Dear Mr. Salazar Mendiguchía:
The Committee to Protect Journalists (CPJ), a New York-based nonprofit organization that works to safeguard press freedom worldwide, condemns Chiapas’ recent enactment of penal code reforms that impose severe criminal penalties for defamation.
On Feb. 17, the 40 parliamentary deputies of the Chiapas state congress unanimously approved amendments to Articles 164, 169, and 173 of the state’s penal code. The amendments were published in the state’s official journal on Feb. 25 and entered into effect on May 26.
Articles 164 and 169 in their most recent versions raise minimum penalties for the crimes of defamation and libel from two to three years and maximum penalties from five to nine years. In addition, the amended articles make defamation and libel felonies and impose heavier fines.
Laws that criminalize speech that does not incite lawless violence are incompatible with the right to freedom of expression as established under Article 13 of the American Convention on Human Rights, which Mexico has ratified. As the Inter-American Commission on Human Rights (IACHR) stated in 1994, “Considering the consequences of criminal sanctions and the inevitable chilling effect they have on freedom of expression, criminalization of speech can only apply in those exceptional circumstances when there is an obvious and direct threat of lawless violence.”
More recently, the IACHR’s Declaration of Principles on Freedom of Expression, approved in October 2000, reaffirmed that “the protection of a person’s reputation should only be guaranteed through civil sanctions in those cases in which the person offended is a public official, a public person, or a private person who has voluntarily become involved in matters of public interest.”
Several local and regional organizations have protested the reforms.
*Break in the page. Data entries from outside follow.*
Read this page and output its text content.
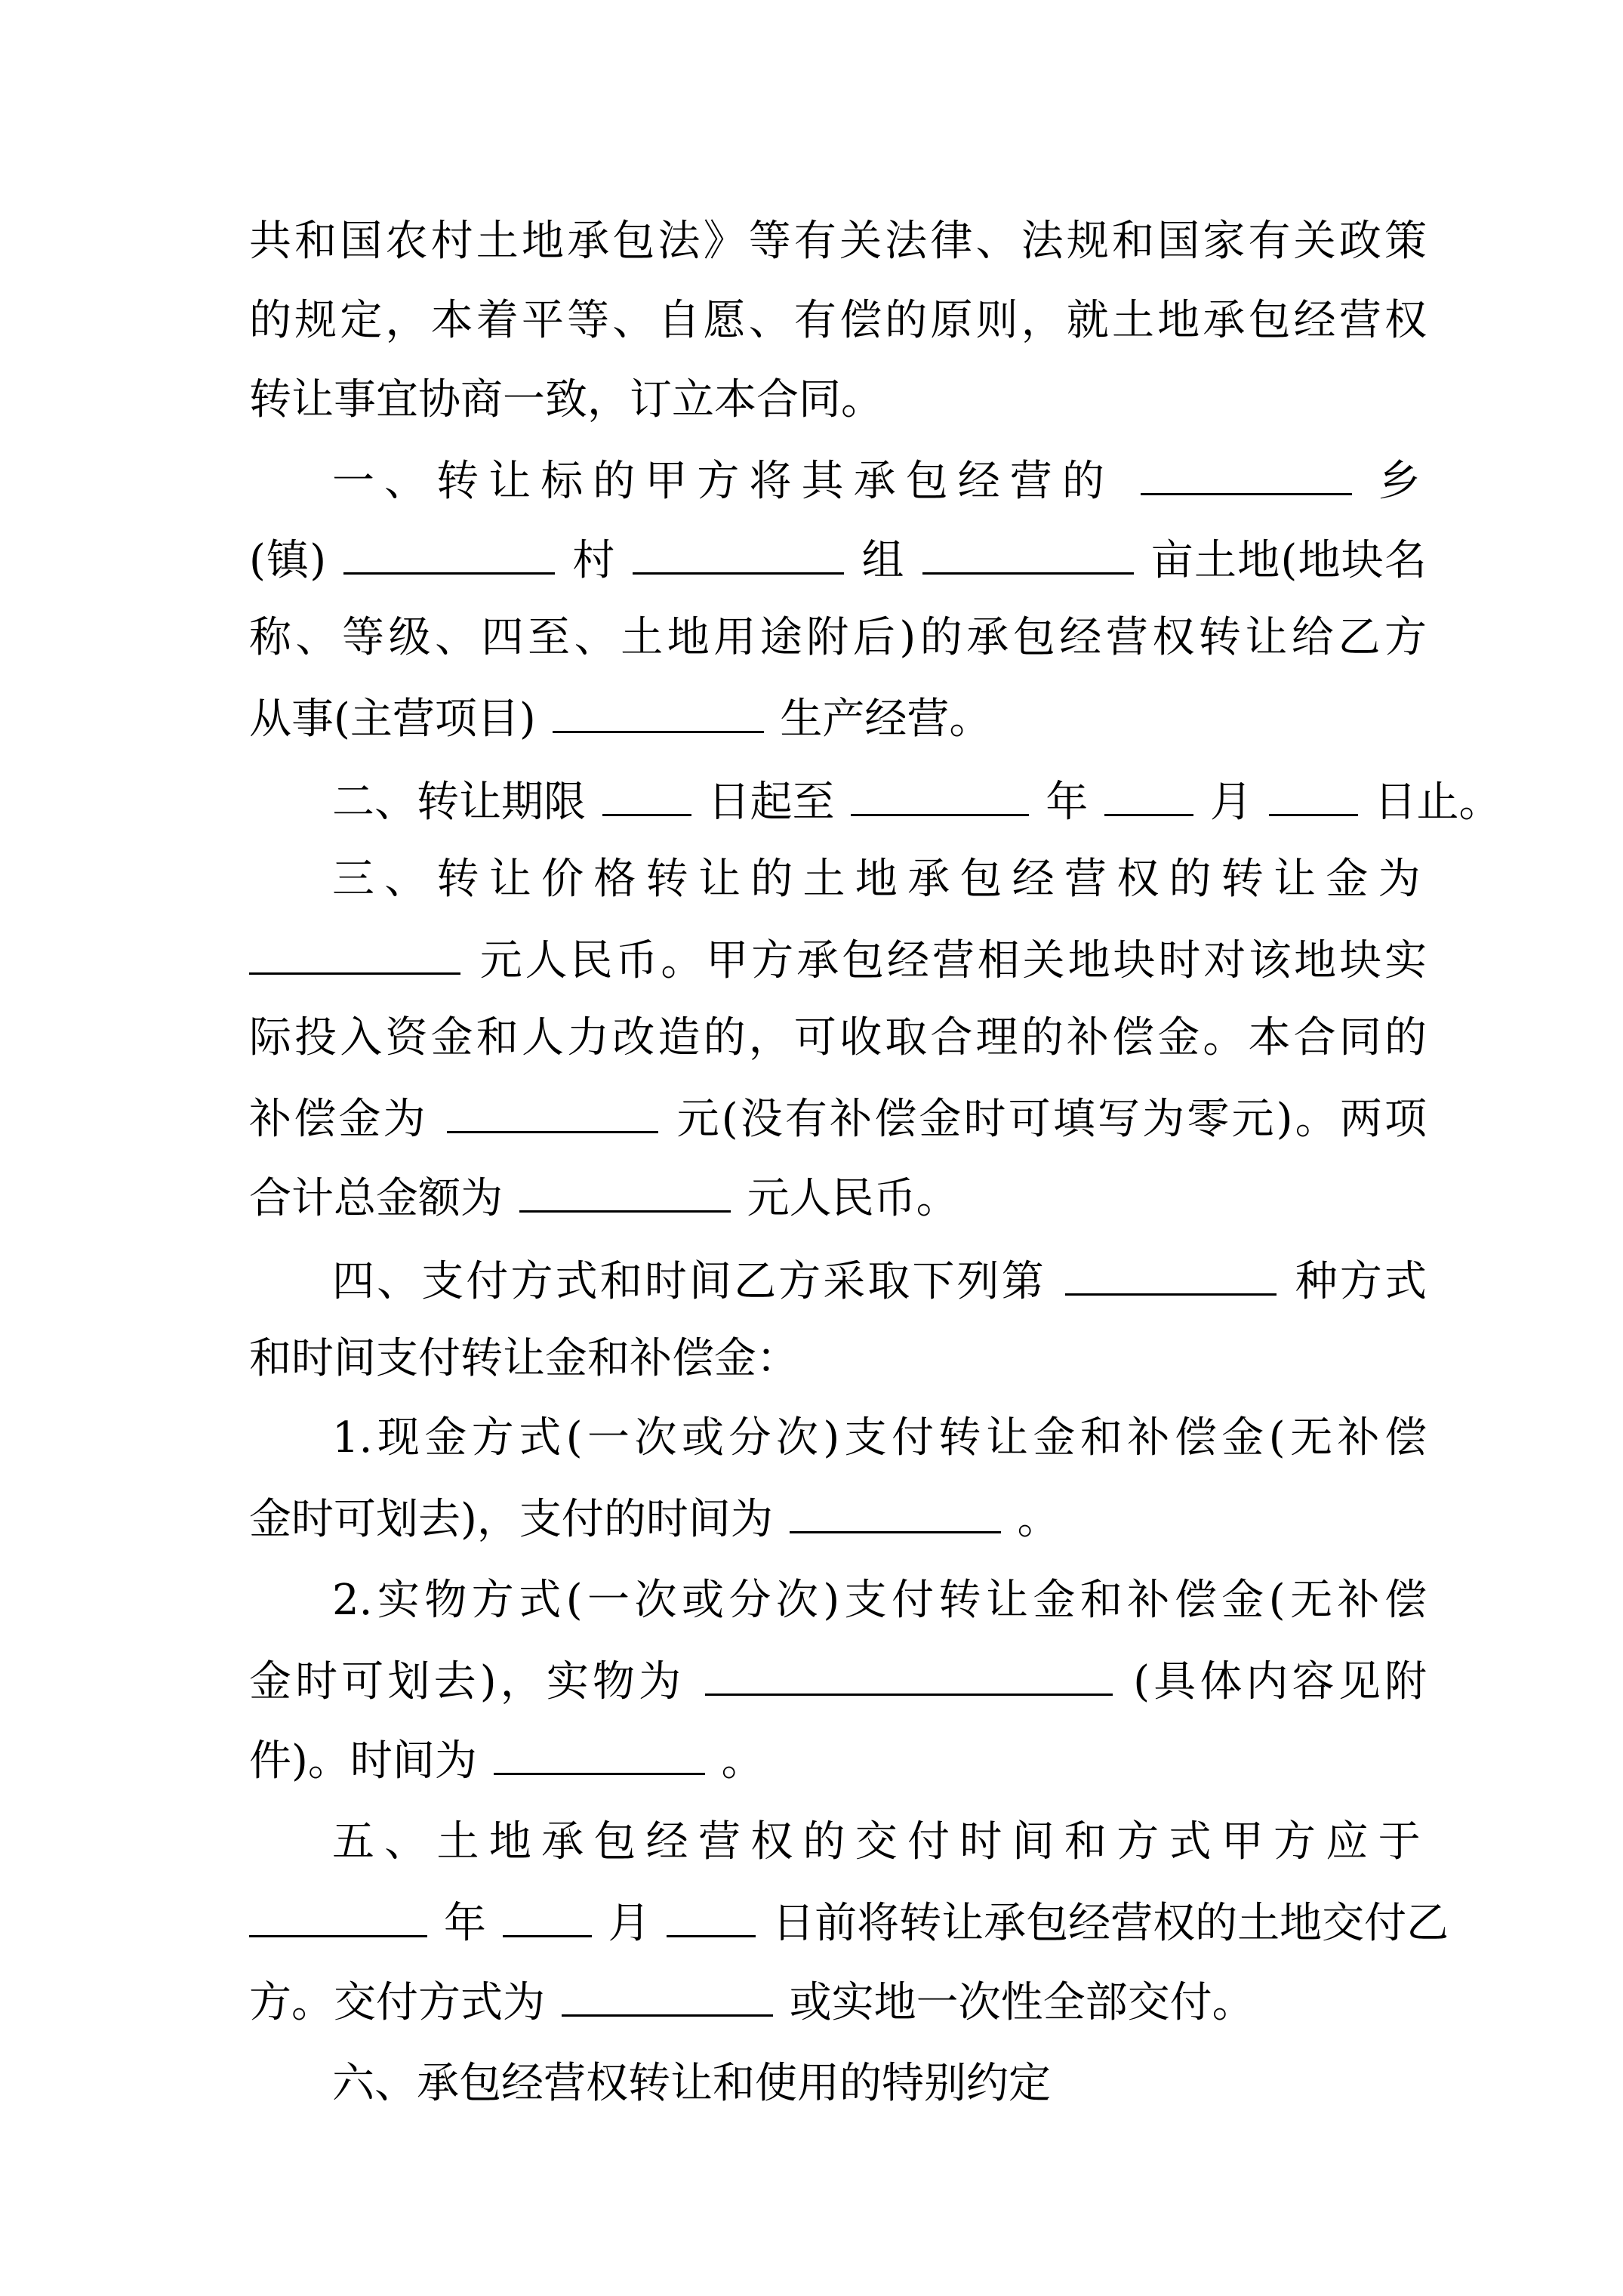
共和国农村土地承包法》等有关法律、法规和国家有关政策
的规定，本着平等、自愿、有偿的原则，就土地承包经营权
转让事宜协商一致，订立本合同。
一、转让标的甲方将其承包经营的	乡
(镇)	村	组	亩土地(地块名
称、等级、四至、土地用途附后)的承包经营权转让给乙方
从事(主营项目)	生产经营。
二、转让期限	日起至	年	月	日止。
三、转让价格转让的土地承包经营权的转让金为
元人民币。甲方承包经营相关地块时对该地块实
际投入资金和人力改造的，可收取合理的补偿金。本合同的
补偿金为	元(没有补偿金时可填写为零元)。两项
合计总金额为	元人民币。
四、支付方式和时间乙方采取下列第	种方式
和时间支付转让金和补偿金：
1.现金方式(一次或分次)支付转让金和补偿金(无补偿
金时可划去)，支付的时间为	。
2.实物方式(一次或分次)支付转让金和补偿金(无补偿
金时可划去)，实物为	(具体内容见附
件)。时间为	。
五、土地承包经营权的交付时间和方式甲方应于
年	月	日前将转让承包经营权的土地交付乙
方。交付方式为	或实地一次性全部交付。
六、承包经营权转让和使用的特别约定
In early June, with legal help from the Mexico City-based access to information group Libertad de Información-México A.C., journalists in Chiapas filed suits in a federal district court in the state capital, Tuxtla Gutiérrez, that challenged the constitutionality of the penal code reforms.
We reject all criminal penalties for defamation, but these reforms are especially pernicious because they reclassify defamation as a felony. Because of this change, journalists who are tried for defamation will no longer be able to be released on bail while criminal proceedings are pending. Because the penalties for criminal defamation have been increased so drastically, journalists who are convicted and sentenced to more than four years in prison will no longer be able to have their sentences suspended or commuted to probation.
Likewise, new provisions added to Article 173 hold media owners, managers, and publishers liable for defamation and libel if the author of an article is unknown or if he or she lives outside the state.
We are dismayed that you supported the penal code reforms and that they were approved with little discussion. According to local news reports, you rejected attempts to delay the enforcement of the new provisions and have claimed that the reforms guarantee the free dissemination of ideas.
Although a consensus has emerged in the Western Hemisphere that defamation should be decriminalized, Chiapas has moved in the opposite direction. The toughening of criminal defamation provisions constitutes a setback for freedom of expression in Chiapas, and in Mexico as a whole. We urge you to support the repeal of the approved criminal defamation provisions and to consider backing new legislation that falls into line with international freedom of expression standards.